Despite this and the scandals which have engulfed Facebook and Google’s YouTube, new data from the Advertising Association/Warc published today, found that advertisers are continuing to invest heavily in digital platforms while continuing to withdraw spend from traditional media such as newsbrands and television which the public trust for news and information.

The AA/Warc expenditure report found that internet, mainly Google and Facebook, was up 14.3 per cent in 2017 on 2016 while traditional media sources newsbrands, television and magazines all experienced declines.  

The News Media Association said: “Traditional media provides a clear public benefit providing news and information which the public trust and want to read, driving audiences not just for themselves but also for the digital platforms who use their content to build engagement.

“Yet ad spend by major advertisers including the Government continues to be skewed towards social media at the expense of newsbrands.
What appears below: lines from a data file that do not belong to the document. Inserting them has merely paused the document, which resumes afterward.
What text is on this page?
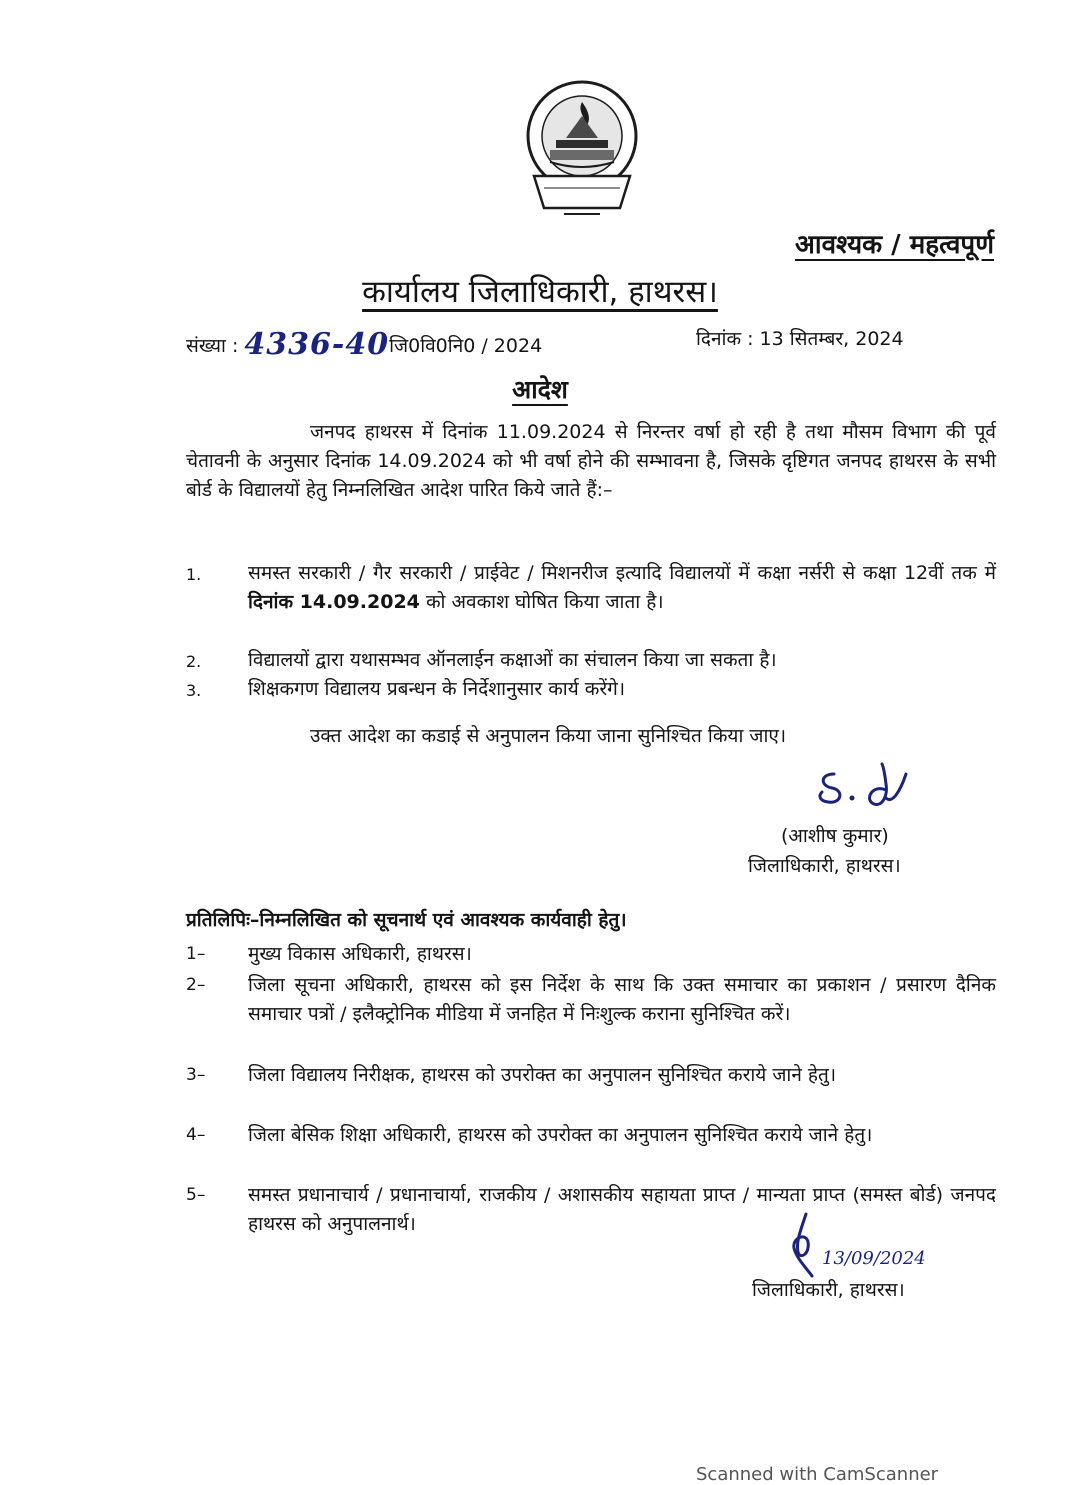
आवश्यक / महत्वपूर्ण
कार्यालय जिलाधिकारी, हाथरस।
संख्या : 4336-40जि0वि0नि0 / 2024	दिनांक : 13 सितम्बर, 2024
आदेश

जनपद हाथरस में दिनांक 11.09.2024 से निरन्तर वर्षा हो रही है तथा मौसम विभाग की पूर्व चेतावनी के अनुसार दिनांक 14.09.2024 को भी वर्षा होने की सम्भावना है, जिसके दृष्टिगत जनपद हाथरस के सभी बोर्ड के विद्यालयों हेतु निम्नलिखित आदेश पारित किये जाते हैं:–

1. समस्त सरकारी / गैर सरकारी / प्राईवेट / मिशनरीज इत्यादि विद्यालयों में कक्षा नर्सरी से कक्षा 12वीं तक में दिनांक 14.09.2024 को अवकाश घोषित किया जाता है।

2. विद्यालयों द्वारा यथासम्भव ऑनलाईन कक्षाओं का संचालन किया जा सकता है।

3. शिक्षकगण विद्यालय प्रबन्धन के निर्देशानुसार कार्य करेंगे।

उक्त आदेश का कडाई से अनुपालन किया जाना सुनिश्चित किया जाए।
(आशीष कुमार)
जिलाधिकारी, हाथरस।
प्रतिलिपिः–निम्नलिखित को सूचनार्थ एवं आवश्यक कार्यवाही हेतु।
1– मुख्य विकास अधिकारी, हाथरस।

2– जिला सूचना अधिकारी, हाथरस को इस निर्देश के साथ कि उक्त समाचार का प्रकाशन / प्रसारण दैनिक समाचार पत्रों / इलैक्ट्रोनिक मीडिया में जनहित में निःशुल्क कराना सुनिश्चित करें।

3– जिला विद्यालय निरीक्षक, हाथरस को उपरोक्त का अनुपालन सुनिश्चित कराये जाने हेतु।

4– जिला बेसिक शिक्षा अधिकारी, हाथरस को उपरोक्त का अनुपालन सुनिश्चित कराये जाने हेतु।

5– समस्त प्रधानाचार्य / प्रधानाचार्या, राजकीय / अशासकीय सहायता प्राप्त / मान्यता प्राप्त (समस्त बोर्ड) जनपद हाथरस को अनुपालनार्थ।

13/09/2024
जिलाधिकारी, हाथरस।
Scanned with CamScanner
This situation is untenable and must be addressed if journalism is to have a sustainable future.”

Ofcom reported that newspapers in print and digital, the second most popular source behind television, were cited by 34 per cent of respondents as the best source for giving them all the detailed information, breadth and depth, they needed, compared to just five per cent who cited social media as their preferred source.

For providing key facts about news newspapers, again the second most popular source behind television, were four time more popular than social media as a source, the report found.

Trust in content online remains low. Social media users are more likely than in 2016 to say they have seen something that has upset or offended them on social media/ messaging sites in the past year (55 per cent vs 44 per cent in 2016) but, worryingly, they were less likely to say they have done something about it (55 per cent vs 61 per cent in 2016).

Just two per cent of internet users consider ‘all’ the information they see online to be true – the same for social media users, two per cent of whom consider all the information they see on social media to be true.

The majority of internet users (59 per cent) say they consider ‘some’ of the information they see online to be truthful, followed by 25 per cent who think that ‘most’ of the information is truthful.  This compares to almost two-thirds of social media users (65 per cent) who say that ‘some’ of the information posted on social media sites or apps is truthful, followed by 21 per cent who think that most is truthful, the report found.  

People do not understand how the platforms serve advertising. Just six in ten (58 per cent) of search engine users can correctly identify sponsored links on Google as advertising; that is, they state that the first two results returned by Google, distinguished by the box with ‘Ad’ in it, are adverts.

Less than three in five internet users (58 per cent) are aware of personalised advertising, in that they are aware that some people might see different adverts to those that they see. More than one in five (23 per cent) state that everyone would see the same adverts, and 18 per cent are unsure.